Federal Judge in Texas Blocks Biden's Deportation Freeze

migrants being deported line up to get into a school bus

(Johan Ordonez/Getty Images)

The Biden administration’s plan to freeze deportations for 100 days was temporarily blocked again by a federal judge in Texas over a lawsuit arguing the federal government can’t make immigration enforcement changes without first consulting the state.

District Judge Drew Tipton in Victoria, Texas, on Tuesday extended by two weeks a temporary restraining order against the deportation pause that was set to expire. Texas has also requested a longer-lasting injunction that could block the plan during the entire litigation, with a hearing set for Feb. 19, Bloomberg reported.

”The irreparable harm that would accrue to Texas if an extension of the TRO is not granted before consideration of its motion for a preliminary injunction is more substantial than any harm incurred by the defendants,” Tipton wrote, the news service reported.

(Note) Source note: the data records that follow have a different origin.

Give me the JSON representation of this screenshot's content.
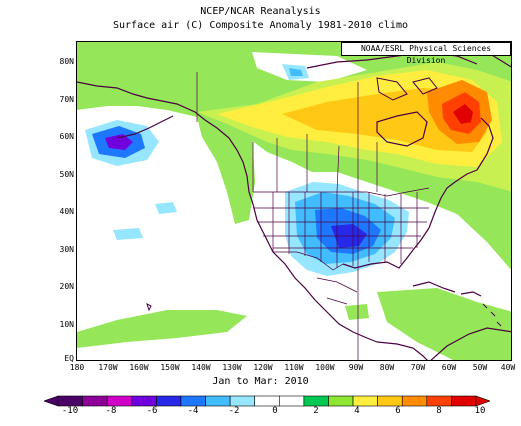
{
  "title_line1": "NCEP/NCAR Reanalysis",
  "title_line2": "Surface air (C) Composite Anomaly 1981-2010 climo",
  "credit": "NOAA/ESRL Physical Sciences Division",
  "period": "Jan to Mar: 2010",
  "lat_labels": [
    "80N",
    "70N",
    "60N",
    "50N",
    "40N",
    "30N",
    "20N",
    "10N",
    "EQ"
  ],
  "lon_labels": [
    "180",
    "170W",
    "160W",
    "150W",
    "140W",
    "130W",
    "120W",
    "110W",
    "100W",
    "90W",
    "80W",
    "70W",
    "60W",
    "50W",
    "40W"
  ],
  "colorbar": {
    "ticks": [
      "-10",
      "-8",
      "-6",
      "-4",
      "-2",
      "0",
      "2",
      "4",
      "6",
      "8",
      "10"
    ],
    "colors": [
      "#4b0068",
      "#8e0098",
      "#d000c8",
      "#7000dc",
      "#2828e8",
      "#1e78ff",
      "#40bcff",
      "#96e6ff",
      "#ffffff",
      "#ffffff",
      "#00c850",
      "#8ce632",
      "#ffee40",
      "#ffc814",
      "#ff8c00",
      "#ff4000",
      "#e00000"
    ]
  },
  "anomaly_colors": {
    "lt_-6": "#7000dc",
    "-6_-4": "#2828e8",
    "-4_-3": "#1e78ff",
    "-3_-2": "#40bcff",
    "-2_-1": "#96e6ff",
    "-1_1": "#ffffff",
    "1_2": "#96e65a",
    "2_3": "#c8f050",
    "3_4": "#ffee40",
    "4_5": "#ffc814",
    "5_6": "#ff8c00",
    "6_8": "#ff4000",
    "gt_8": "#e00000"
  }
}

The order did state, though, the Biden administration "argued that the 100-day pause on removals is necessary to allow" them to take into account "important immigration, foreign policy, and humanitarian considerations,” Fox News reported.

"The Court may ultimately be persuaded by the Defendants’ arguments, but any harm they might incur between now and then does not outweigh the potential for irreparable harm to Texas," Tipton wrote.

Texas Attorney General Ken Paxton last month sued the Biden administration for its move to put a 100 day pause on deportations.

Paxton’s lawsuit claims the Biden administration would be violating an agreement it has with the Department of Homeland Security, and would require at least 180 days’ notice, as well as consultation, prior to implementing changes in immigration policy, Fox News reported.

President Joe Biden has pledged to move forward with a deportation moratorium, which took effect Friday, as his administration resets its approach toward immigration, Fox News noted. Non-citizens who have engaged in, or who are suspected to have engaged in, terrorism and espionage can still be deported.